The strong exclusive rights, e.g. the right to copy, to modify, to sell, and to display the work, that the copyright law provides to authors, have been tried to balance by exceptions and limitations. They vary from country to country. Often, they are enumerated in a copyright statute, but e.g. in the USA, they are included in fair use doctrine, an open limitation on copyright. Typically, the exceptions include acts of reproduction by libraries, educational establishments, museums or archives, and ephemeral recordings made by broadcasting organizations, illustration for teaching or research purposes, for the benefit of handicapped persons, for making current events available to the public, and for the purpose of citation or caricature. Especially, in many countries, it is legal to make copies of copyrighted works for private use. Recently, in Art 4 of the DSM directive4, the EU has required that the member states shall provide for an exception or limitation to copyright for reproductions and extractions of lawfully accessible works for the purposes of text and data mining unless the use of works has been expressly reserved by their rightsholders in an appropriate manner. Text and data mining in research organisations and cultural heritage institutions cannot be limited with such a reservation (Art. 3).
It should be noted that the copyright holder’s exclusive right is the main rule and exceptions and limitations should be interpreted narrowly. Therefore, the exception or limitation on text and data mining should not be interpreted more broadly than how it is explicitly expressed in the Directive. An interesting question is whether text and data mining in this context include machine learning training processes. In Art 2, it is defined that ‘text and data mining’ means any automated analytical technique aimed at analysing text and data in digital form in order to generate information which includes but is not limited to patterns, trends and correlations.

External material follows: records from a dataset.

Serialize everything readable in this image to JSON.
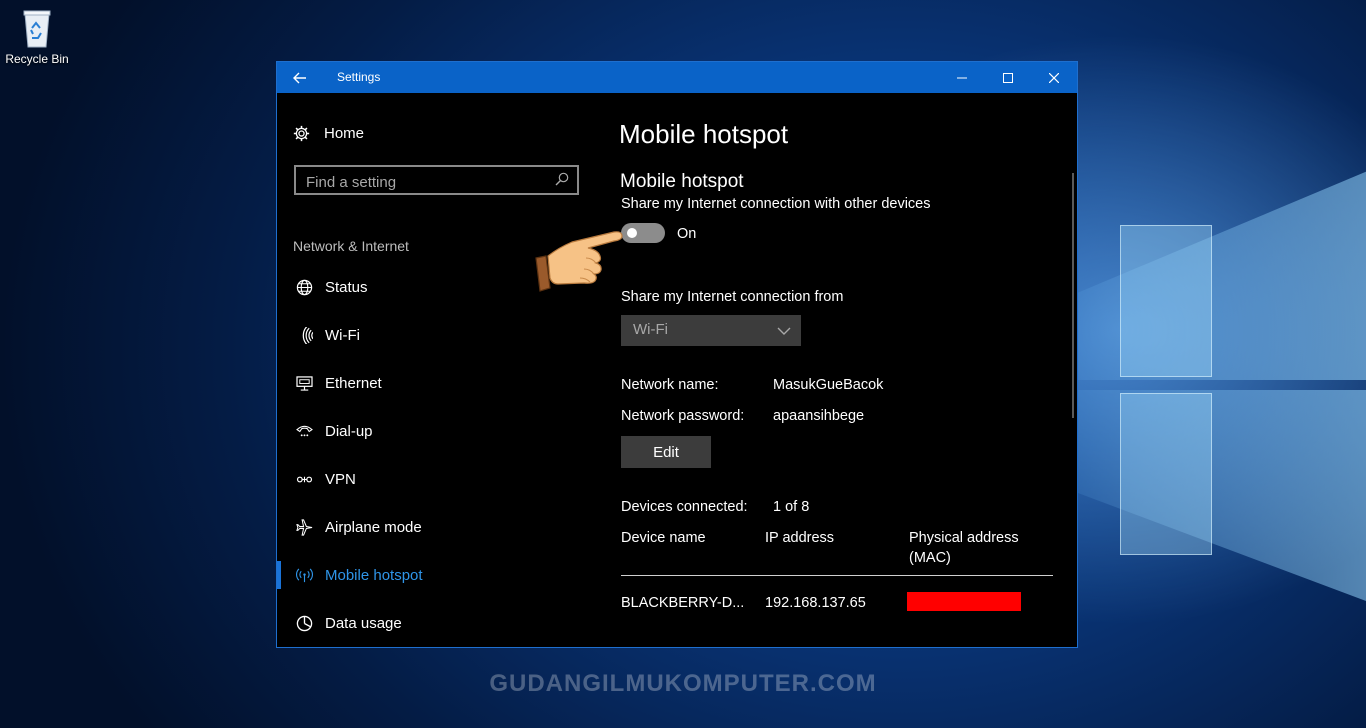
{
  "desktop": {
    "recycle_bin_label": "Recycle Bin",
    "watermark": "GUDANGILMUKOMPUTER.COM"
  },
  "window": {
    "title": "Settings",
    "back_icon": "arrow-left-icon",
    "controls": [
      "minimize-icon",
      "maximize-icon",
      "close-icon"
    ],
    "accent_color": "#0a63c8"
  },
  "sidebar": {
    "home_label": "Home",
    "search_placeholder": "Find a setting",
    "section_label": "Network & Internet",
    "items": [
      {
        "label": "Status",
        "icon": "globe-icon"
      },
      {
        "label": "Wi-Fi",
        "icon": "wifi-icon"
      },
      {
        "label": "Ethernet",
        "icon": "ethernet-icon"
      },
      {
        "label": "Dial-up",
        "icon": "dialup-icon"
      },
      {
        "label": "VPN",
        "icon": "vpn-icon"
      },
      {
        "label": "Airplane mode",
        "icon": "airplane-icon"
      },
      {
        "label": "Mobile hotspot",
        "icon": "hotspot-icon",
        "active": true
      },
      {
        "label": "Data usage",
        "icon": "pie-chart-icon"
      }
    ],
    "active_color": "#2f95e8"
  },
  "main": {
    "page_title": "Mobile hotspot",
    "section_title": "Mobile hotspot",
    "share_description": "Share my Internet connection with other devices",
    "toggle_state_label": "On",
    "share_from_label": "Share my Internet connection from",
    "share_from_value": "Wi-Fi",
    "network_name_label": "Network name:",
    "network_name_value": "MasukGueBacok",
    "network_password_label": "Network password:",
    "network_password_value": "apaansihbege",
    "edit_label": "Edit",
    "devices_connected_label": "Devices connected:",
    "devices_connected_value": "1 of 8",
    "table": {
      "headers": [
        "Device name",
        "IP address",
        "Physical address (MAC)"
      ],
      "header_mac_line1": "Physical address",
      "header_mac_line2": "(MAC)",
      "rows": [
        {
          "device": "BLACKBERRY-D...",
          "ip": "192.168.137.65",
          "mac_redacted": true
        }
      ]
    },
    "redaction_color": "#ff0000"
  }
}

It seems that most experts agree that this definition covers also machine learning. At the time of writing this, we do not yet have the final wording of the AI Act, but based on current drafts, it appears that the AI Act will include a clarification that the data mining exemption in the DSM Directive applies to the training of AI. Therefore, although we cannot be sure until the European Court of Justice (ECJ) takes a stand on the issue, we presume that using copyrighted works to train artificial intelligence is allowed in accordance with DSM directive Art. 3 and 4.

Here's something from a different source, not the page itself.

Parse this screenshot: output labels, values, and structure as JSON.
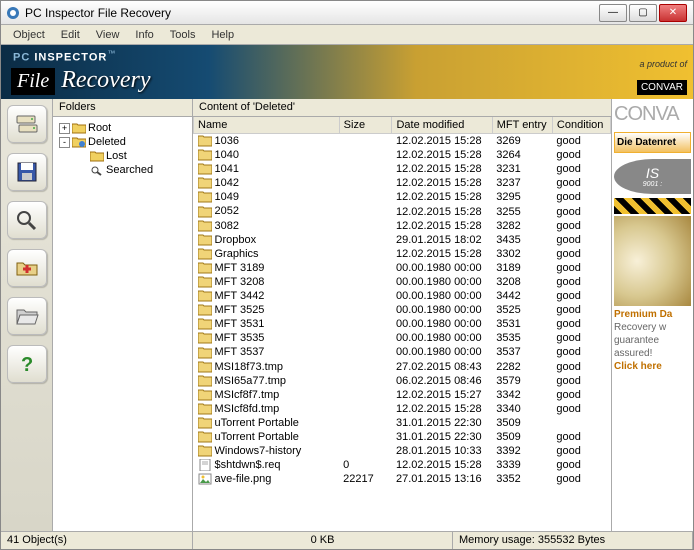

From that perspective, training of a model with data that includes copyrighted works, would be lawful unless the use of works has been expressly reserved by the rightsholders. However, that does not make it legal to develop a generative AI system that generates copies of copyrighted works. Making unauthorized copies would not be legal just by claiming that the copy machine includes AI software!
Conclusions
To conclude our finding of this Part I, it seems that depending on the algorithm, machine learning process can be relevant from the copyright perspective. If the training involves copying the creative choices made by the original author of a copyrighted work in the training data, it could violate the author’s exclusive rights. On the other hand, if the machine learning process can be considered as data mining, it can be within the limitation or exception defined in the DSM directive and therefore lawful within the EU. Yet, if the output of a generative AI system includes copies of the works in the training data, that cannot be justified by that limitation or exception.